Like the current Broadway musical play of the same name (with which Roosevelt’s novel is not connected), “Allegiance” recounts the history by means of a fictionalized story, though in this case Japanese Americans play only minor roles. This framework has the advantage of personalizing the issues and giving special richness to the debates in the Supreme Court over the Japanese American cases. While as a historian, I am ill-equipped to judge the overall dramatic value of the work, I do appreciate the way in which Roosevelt illuminates historical figures such as Justice Hugo Black and Attorney General Francis Biddle, and the important connection between their private lives and their public positions. He also evokes with skill a past era of life in ruling-class circles and society in wartime Washington.
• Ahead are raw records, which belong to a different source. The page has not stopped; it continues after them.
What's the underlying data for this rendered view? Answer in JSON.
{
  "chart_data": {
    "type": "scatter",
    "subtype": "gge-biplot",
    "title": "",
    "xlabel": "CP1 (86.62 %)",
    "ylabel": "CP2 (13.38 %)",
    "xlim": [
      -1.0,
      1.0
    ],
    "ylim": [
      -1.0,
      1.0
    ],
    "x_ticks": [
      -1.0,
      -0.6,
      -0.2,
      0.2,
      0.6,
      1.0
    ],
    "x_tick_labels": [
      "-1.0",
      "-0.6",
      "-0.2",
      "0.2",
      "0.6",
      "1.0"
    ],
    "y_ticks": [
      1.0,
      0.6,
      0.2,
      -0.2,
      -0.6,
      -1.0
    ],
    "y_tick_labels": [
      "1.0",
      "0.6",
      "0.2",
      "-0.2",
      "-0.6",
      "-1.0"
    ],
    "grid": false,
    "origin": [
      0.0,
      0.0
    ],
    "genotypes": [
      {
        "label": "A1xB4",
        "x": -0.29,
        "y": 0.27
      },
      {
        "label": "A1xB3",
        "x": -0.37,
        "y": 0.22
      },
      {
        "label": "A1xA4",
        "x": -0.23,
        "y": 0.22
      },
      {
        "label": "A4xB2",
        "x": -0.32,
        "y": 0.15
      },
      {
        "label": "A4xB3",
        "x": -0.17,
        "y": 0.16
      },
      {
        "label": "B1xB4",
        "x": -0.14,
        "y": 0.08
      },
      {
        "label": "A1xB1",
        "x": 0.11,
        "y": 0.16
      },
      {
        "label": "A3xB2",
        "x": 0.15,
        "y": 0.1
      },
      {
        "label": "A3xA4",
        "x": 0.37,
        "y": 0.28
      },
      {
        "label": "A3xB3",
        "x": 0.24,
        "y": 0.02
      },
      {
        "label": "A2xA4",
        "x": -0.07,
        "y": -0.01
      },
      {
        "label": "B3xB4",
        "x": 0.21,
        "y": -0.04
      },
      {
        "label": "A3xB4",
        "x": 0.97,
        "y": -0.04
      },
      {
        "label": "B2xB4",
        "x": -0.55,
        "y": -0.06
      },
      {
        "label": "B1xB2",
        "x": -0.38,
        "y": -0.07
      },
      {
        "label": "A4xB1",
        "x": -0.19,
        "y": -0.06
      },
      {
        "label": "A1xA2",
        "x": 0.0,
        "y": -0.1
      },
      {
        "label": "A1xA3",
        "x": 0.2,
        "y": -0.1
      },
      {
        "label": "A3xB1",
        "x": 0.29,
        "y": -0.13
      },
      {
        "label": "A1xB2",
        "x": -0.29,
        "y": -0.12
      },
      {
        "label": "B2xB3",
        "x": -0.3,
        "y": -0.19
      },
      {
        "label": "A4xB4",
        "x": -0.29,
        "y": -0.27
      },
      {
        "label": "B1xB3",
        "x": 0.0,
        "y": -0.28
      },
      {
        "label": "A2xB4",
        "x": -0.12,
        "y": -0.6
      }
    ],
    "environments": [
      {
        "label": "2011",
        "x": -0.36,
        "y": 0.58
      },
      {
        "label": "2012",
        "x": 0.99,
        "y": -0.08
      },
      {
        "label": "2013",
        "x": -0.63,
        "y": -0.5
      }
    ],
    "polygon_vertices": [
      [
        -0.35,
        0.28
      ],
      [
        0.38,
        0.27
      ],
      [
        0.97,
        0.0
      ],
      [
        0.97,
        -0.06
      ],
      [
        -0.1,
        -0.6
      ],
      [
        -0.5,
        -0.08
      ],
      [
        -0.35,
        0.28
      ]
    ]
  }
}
I am bound to note that Roosevelt’s depiction of the Japanese American cases is marred by some minor factual errors, though in areas that are not essential to his fictional purpose. For example, in discussing the lead-up to the court arguments over Gordon Hirabayashi’s challenge to Executive Order 9066, the author unaccountably fails to make any mention of the simultaneous case of Minoru Yasui, in which the lower court judge had actually found a special curfew for American citizens of Japanese ancestry unconstitutional, though he declared Yasui’s own citizenship forfeit. The author also makes a major point of the troublesome results of the loyalty exams and the creation of thousands of “no-nos,” in guiding official attitudes toward Hirabayashi. However, it is not clear that the results of the so-called “loyalty questionnaires” were generally known by the time the briefs in the case were produced in April 1943, and they are nowhere mentioned in the final decision in the case. Similarly, Roosevelt asserts incorrectly that the War Relocation Authority announced the closing of the camps in December 1944, at the time of the Endo decision. While the decision gave the Army political cover to lift exclusion and permit Japanese Americans to return to the West Coast, the eight remaining “Relocation Centers,” plus Tule Lake, remained open for an entire year after the decision. The author also traduces Ernest Kinzo Wakayama, whom he portrays as a dissident at Tule Lake malignly bent on pressing others to renounce their citizenship while retaining his own, and thereby justifying Harrison in pressing him at gunpoint to renounce his citizenship. In actual fact, the story was more complicated. Wakayama and his wife Toki brought a habeas corpus petition against Executive Order 9066 in mid-1942 as American citizens, but by the time the case was set for argument the Wakayamas, weary of their treatment, had applied for repatriation. Still, the errors do not erase the value of the work in dramatizing the resonance of the Japanese Americans for those within government circles.